A 400 kilomètres de là, scénario semblable dans la région dijonnaise. « C’est la même galère, constate cet autre pharmacien. Pour la première fois, j’ai vu des confrères baisser le rideau pendant les vacances estivales, faute d’avoir trouvé des remplaçants pour garder la pharmacie ouverte pendant les congés de leurs salariés. »
Entre les prescriptions médicales, le conseil aux clients et les nouvelles missions de santé comme la réalisation de tests Covid-19 et la vaccination, l’activité des pharmacies a bondi ces dernières années. Mais, après avoir accueilli avec enthousiasme l’élargissement de leurs responsabilités, les officines, confrontées à une pénurie de plus en plus criante de personnel, dépriment.

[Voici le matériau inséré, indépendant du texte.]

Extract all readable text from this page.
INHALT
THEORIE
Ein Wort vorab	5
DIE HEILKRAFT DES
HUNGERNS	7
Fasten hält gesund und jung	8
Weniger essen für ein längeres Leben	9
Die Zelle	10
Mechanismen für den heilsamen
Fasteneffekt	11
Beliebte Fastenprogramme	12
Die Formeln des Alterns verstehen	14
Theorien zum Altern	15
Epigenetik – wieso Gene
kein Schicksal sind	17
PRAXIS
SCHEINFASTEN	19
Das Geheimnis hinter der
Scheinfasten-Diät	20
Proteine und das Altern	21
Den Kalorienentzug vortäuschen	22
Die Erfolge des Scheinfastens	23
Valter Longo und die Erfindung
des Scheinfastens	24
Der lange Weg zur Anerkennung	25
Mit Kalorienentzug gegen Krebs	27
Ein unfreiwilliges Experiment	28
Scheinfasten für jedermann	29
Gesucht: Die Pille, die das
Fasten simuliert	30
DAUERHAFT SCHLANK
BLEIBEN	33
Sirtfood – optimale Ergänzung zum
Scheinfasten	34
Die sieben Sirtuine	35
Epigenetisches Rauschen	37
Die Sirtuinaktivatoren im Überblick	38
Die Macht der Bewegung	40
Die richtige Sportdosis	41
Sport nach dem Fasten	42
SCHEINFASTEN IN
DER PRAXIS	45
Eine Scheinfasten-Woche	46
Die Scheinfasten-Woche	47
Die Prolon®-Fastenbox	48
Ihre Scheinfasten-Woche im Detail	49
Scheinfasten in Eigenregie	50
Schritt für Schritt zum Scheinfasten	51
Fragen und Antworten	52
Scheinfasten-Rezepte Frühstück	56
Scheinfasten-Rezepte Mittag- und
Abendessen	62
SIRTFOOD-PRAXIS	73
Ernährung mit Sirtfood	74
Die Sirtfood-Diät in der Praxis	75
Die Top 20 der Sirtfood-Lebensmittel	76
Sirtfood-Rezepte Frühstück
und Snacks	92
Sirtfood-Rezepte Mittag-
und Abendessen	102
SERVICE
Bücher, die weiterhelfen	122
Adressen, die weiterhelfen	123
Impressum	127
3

« Les difficultés de recrutement se sont accentuées. Il manque actuellement 15 000 préparateurs et pharmaciens dans le réseau officinal. Aucune pharmacie n’échappe aujourd’hui à ce phénomène », confirme Christophe Le Gall, président de l’Union nationale des pharmaciens de France. Même les territoires ultramarins sont à la peine. « Malgré une rémunération très attractive, un contrat de trente-cinq heures, et la prise en charge du billet d’avion et du logement sur place, on ne trouve personne », explique un pharmacien hors de la métropole. Sur la Toile, les annonces postées sur les sites de recrutement et les réseaux sociaux témoignent de cette quête effrénée : « Nous recherchons toujours un pharmacien », « nous avons besoin de vous », « pharmacie désespérée »…
Changement de mentalité
Où sont passés les pharmaciens ? « Comme dans beaucoup d’autres professions, il y a eu une perte de personnel, due à la crise Covid. Des pharmaciens, fatigués par la charge de travail, se sont remis en question et ont déserté la profession », avance Pierre-Olivier Variot, président de l’Union des syndicats de pharmaciens d’officine, qui souligne également le changement de mentalité des jeunes générations. « Beaucoup mettent en avant la qualité de vie plutôt que les salaires, et refusent de travailler les week-ends ou sur des amplitudes horaires larges », poursuit-il. De nombreux pharmaciens mettent en cause également les « mercenaires du Covid », ces pharmaciens qui ont préféré délaisser le salariat de l’officine pour enchaîner les réalisations de tests Covid-19 en intérim, bien plus lucratives.